Managing Drought: Learning from Australia

Images of water use and drought in Australia

Illustrations from the Managing Drought Report, Alliance for Water Efficiency

This report was funded by the Californians and responds to the Californian drought crisis by summarising the lessons learnt in Australia from the Millenium drought. This quote caught our eye

“The Australian experience shows that investment in water conservation options provided the cheapest, quickest and most effective contribution to managing demand during the drought,” said Professor Stuart White, director of the Institute for Sustainable Futures (ISF), at the University of Technology Sydney. “Without them many cities and towns would have run out of water.”

The report goes on to identify the importance of both increasing supply and reducing demand solutions and the effectiveness of a strong demand management program in uniting all of the community in meeting water saving targets.
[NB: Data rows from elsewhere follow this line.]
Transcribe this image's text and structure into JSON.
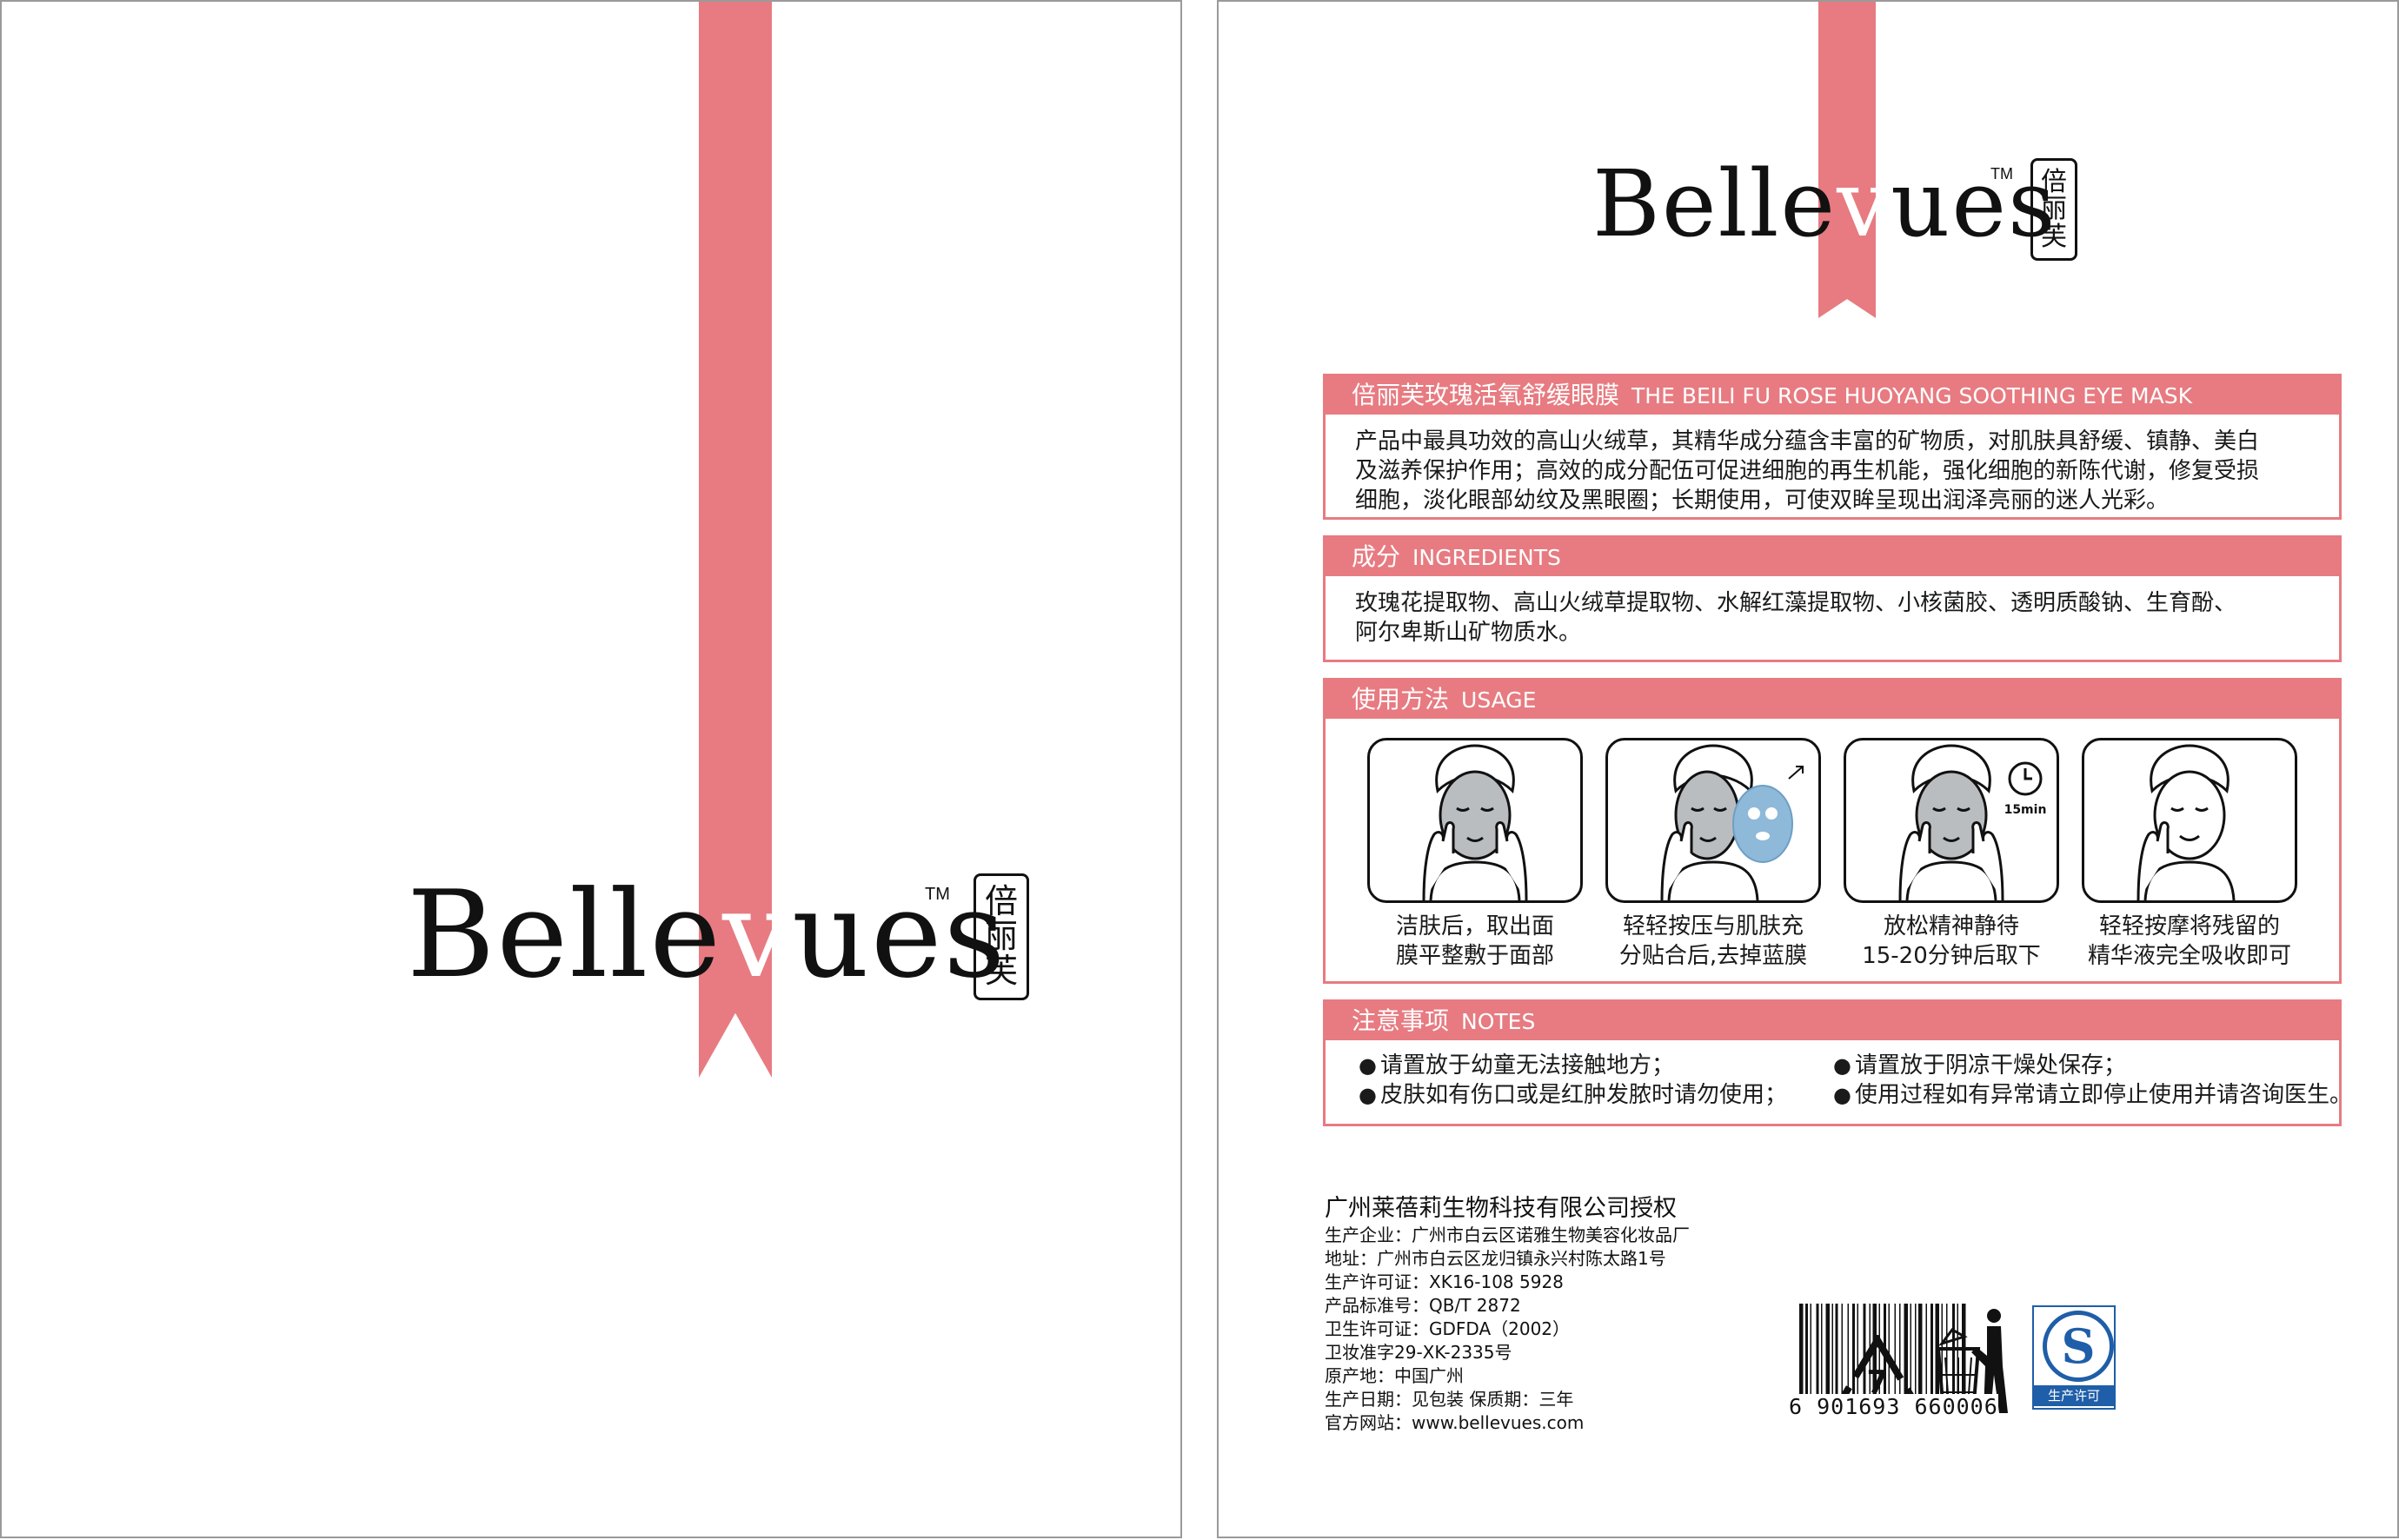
{
  "brand": {
    "name_parts": [
      "Belle",
      "v",
      "ues"
    ],
    "tm": "TM",
    "seal_chars": [
      "倍",
      "丽",
      "芙"
    ],
    "ribbon_color": "#e77b81"
  },
  "product": {
    "title_cn": "倍丽芙玫瑰活氧舒缓眼膜",
    "title_en": "THE BEILI FU ROSE HUOYANG SOOTHING EYE MASK",
    "description": [
      "产品中最具功效的高山火绒草，其精华成分蕴含丰富的矿物质，对肌肤具舒缓、镇静、美白",
      "及滋养保护作用；高效的成分配伍可促进细胞的再生机能，强化细胞的新陈代谢，修复受损",
      "细胞，淡化眼部幼纹及黑眼圈；长期使用，可使双眸呈现出润泽亮丽的迷人光彩。"
    ]
  },
  "ingredients": {
    "title_cn": "成分",
    "title_en": "INGREDIENTS",
    "lines": [
      "玫瑰花提取物、高山火绒草提取物、水解红藻提取物、小核菌胶、透明质酸钠、生育酚、",
      "阿尔卑斯山矿物质水。"
    ]
  },
  "usage": {
    "title_cn": "使用方法",
    "title_en": "USAGE",
    "timer_label": "15min",
    "steps": [
      {
        "line1": "洁肤后，取出面",
        "line2": "膜平整敷于面部",
        "icon": "face-mask-apply-icon"
      },
      {
        "line1": "轻轻按压与肌肤充",
        "line2": "分贴合后,去掉蓝膜",
        "icon": "face-mask-peel-icon"
      },
      {
        "line1": "放松精神静待",
        "line2": "15-20分钟后取下",
        "icon": "face-mask-wait-icon"
      },
      {
        "line1": "轻轻按摩将残留的",
        "line2": "精华液完全吸收即可",
        "icon": "face-massage-icon"
      }
    ]
  },
  "notes": {
    "title_cn": "注意事项",
    "title_en": "NOTES",
    "bullet": "●",
    "items": [
      "请置放于幼童无法接触地方；",
      "请置放于阴凉干燥处保存；",
      "皮肤如有伤口或是红肿发脓时请勿使用；",
      "使用过程如有异常请立即停止使用并请咨询医生。"
    ]
  },
  "company": {
    "authorized": "广州莱蓓莉生物科技有限公司授权",
    "info": [
      "生产企业：广州市白云区诺雅生物美容化妆品厂",
      "地址：广州市白云区龙归镇永兴村陈太路1号",
      "生产许可证：XK16-108  5928",
      "产品标准号：QB/T  2872",
      "卫生许可证：GDFDA（2002）",
      "卫妆准字29-XK-2335号",
      "原产地：中国广州",
      "生产日期：见包装      保质期：三年",
      "官方网站：www.bellevues.com"
    ]
  },
  "marks": {
    "recycle_number": "7",
    "qs_letter": "S",
    "qs_label": "生产许可",
    "barcode": "6 901693 660006"
  }
}
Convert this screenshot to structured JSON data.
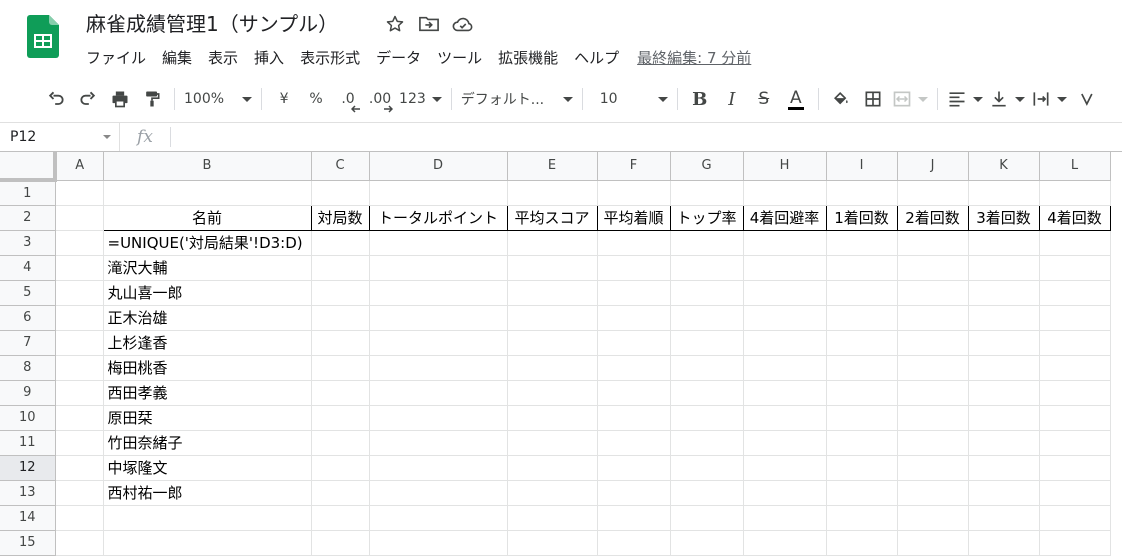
{
  "app": {
    "title": "麻雀成績管理1（サンプル）",
    "last_edit": "最終編集: 7 分前",
    "brand_color": "#0f9d58"
  },
  "title_icons": [
    "star-icon",
    "move-to-folder-icon",
    "cloud-saved-icon"
  ],
  "menu": [
    "ファイル",
    "編集",
    "表示",
    "挿入",
    "表示形式",
    "データ",
    "ツール",
    "拡張機能",
    "ヘルプ"
  ],
  "toolbar": {
    "zoom": "100%",
    "currency": "¥",
    "percent": "%",
    "decrease_decimal": ".0",
    "increase_decimal": ".00",
    "more_formats": "123",
    "font": "デフォルト...",
    "font_size": "10",
    "bold": "B",
    "italic": "I",
    "strike": "S",
    "text_color": "A"
  },
  "formula_bar": {
    "cell_ref": "P12",
    "fx": "fx",
    "value": ""
  },
  "grid": {
    "columns": [
      "A",
      "B",
      "C",
      "D",
      "E",
      "F",
      "G",
      "H",
      "I",
      "J",
      "K",
      "L"
    ],
    "rows": [
      "1",
      "2",
      "3",
      "4",
      "5",
      "6",
      "7",
      "8",
      "9",
      "10",
      "11",
      "12",
      "13",
      "14",
      "15"
    ],
    "active_row": "12",
    "headers": [
      "名前",
      "対局数",
      "トータルポイント",
      "平均スコア",
      "平均着順",
      "トップ率",
      "4着回避率",
      "1着回数",
      "2着回数",
      "3着回数",
      "4着回数"
    ],
    "formula_cell": "=UNIQUE('対局結果'!D3:D)",
    "names": [
      "滝沢大輔",
      "丸山喜一郎",
      "正木治雄",
      "上杉逢香",
      "梅田桃香",
      "西田孝義",
      "原田栞",
      "竹田奈緒子",
      "中塚隆文",
      "西村祐一郎"
    ]
  }
}
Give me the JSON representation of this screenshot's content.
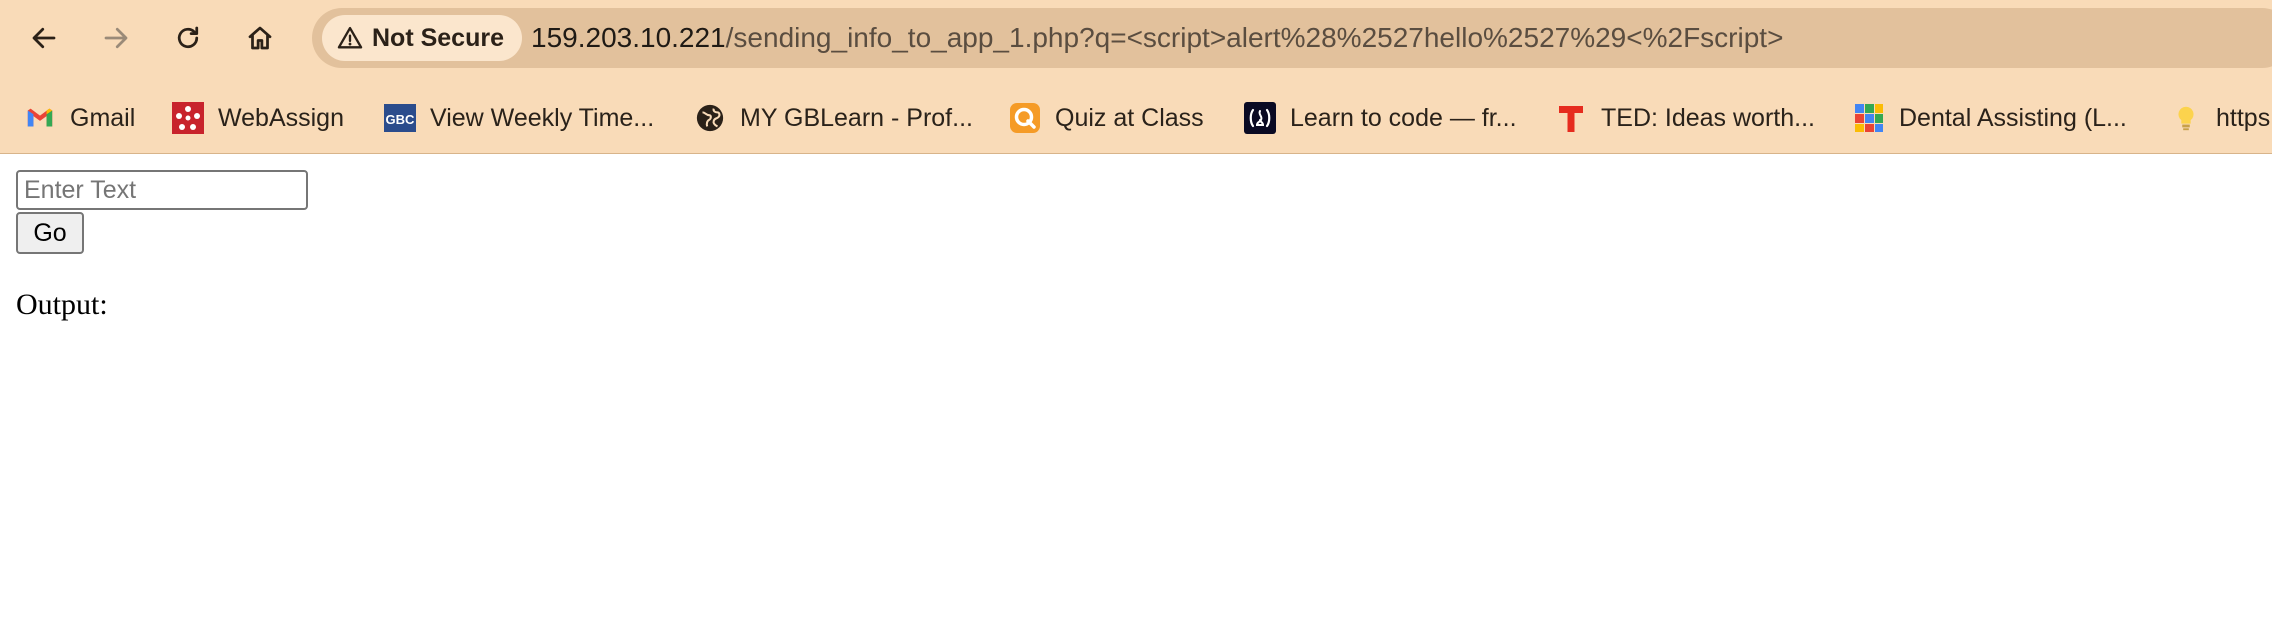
{
  "colors": {
    "chrome_background": "#f9dbb8",
    "omnibox_background": "#e2c19c",
    "security_chip_background": "#fbe6cd"
  },
  "toolbar": {
    "back_icon": "arrow-left-icon",
    "forward_icon": "arrow-right-icon",
    "reload_icon": "reload-icon",
    "home_icon": "home-icon"
  },
  "omnibox": {
    "security_label": "Not Secure",
    "security_icon": "warning-triangle-icon",
    "url_host": "159.203.10.221",
    "url_path": "/sending_info_to_app_1.php?q=<script>alert%28%2527hello%2527%29<%2Fscript>"
  },
  "bookmarks": [
    {
      "label": "Gmail",
      "icon": "gmail-icon"
    },
    {
      "label": "WebAssign",
      "icon": "webassign-icon"
    },
    {
      "label": "View Weekly Time...",
      "icon": "gbc-icon"
    },
    {
      "label": "MY GBLearn - Prof...",
      "icon": "globe-icon"
    },
    {
      "label": "Quiz at Class",
      "icon": "quiz-icon"
    },
    {
      "label": "Learn to code — fr...",
      "icon": "freecodecamp-icon"
    },
    {
      "label": "TED: Ideas worth...",
      "icon": "ted-icon"
    },
    {
      "label": "Dental Assisting (L...",
      "icon": "grid-icon"
    },
    {
      "label": "https",
      "icon": "lightbulb-icon"
    }
  ],
  "page": {
    "input_placeholder": "Enter Text",
    "input_value": "",
    "go_label": "Go",
    "output_label": "Output:"
  }
}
The report also highlights that decisions to build desalination units resulted in costly stranded assets after the drought ended.

The report partially supports the view of the RHAA that demand management solutions such as water efficient appliances, water efficient building design and water efficient behaviour programs are important water management tools that should be carefully costed and evaluated in strategic water planning.

The following figure from the report is a useful illustration of these points, the figure is very detailed so you may need to increase the magnification of your browser to 150% to read it and Explorer doesnt handle it, try Chrome or Firefox. It is on page 21 of the report here

table and figure

Table and figure of relative measures

The report provides some commentary on the NSW BASIX program as an example of regulatory performance based efficiency certification system requiring a 40% saving on 2004 average energy and water usage. The report does not recognise the significance of integrating land use planning with energy and water management or any analysis of the massive impact this has had on water use in NSW.

The report does not go on to say that one of the major alternative water sources that emerged during and since the drought has been rainwater harvesting, 156 billion litres supplying 8% of household water  and $500 million worth of water annually in 2013. (Rainwater Harvesting goes mainstream). With recycled water and stormwater reuse, rainwater harvesting needs to be carefully evaluated as a source of water used in conjunction with potable water in our cities.

The recent Victorian decision to start ordering desalinated water and revive the Target 155 program suggests these historical lessons may be relevant again in our future. What do you think, should we be using more lessons from the drought to plan for the future?

  • Reid Butler

    Something to consider is the change over time of appliance efficiency and smaller actions with millions of consumers. Dams give 1 big bang in one big go. Over many years, improved product efficiency and better actions adopted by everyone cumulatively achieves more.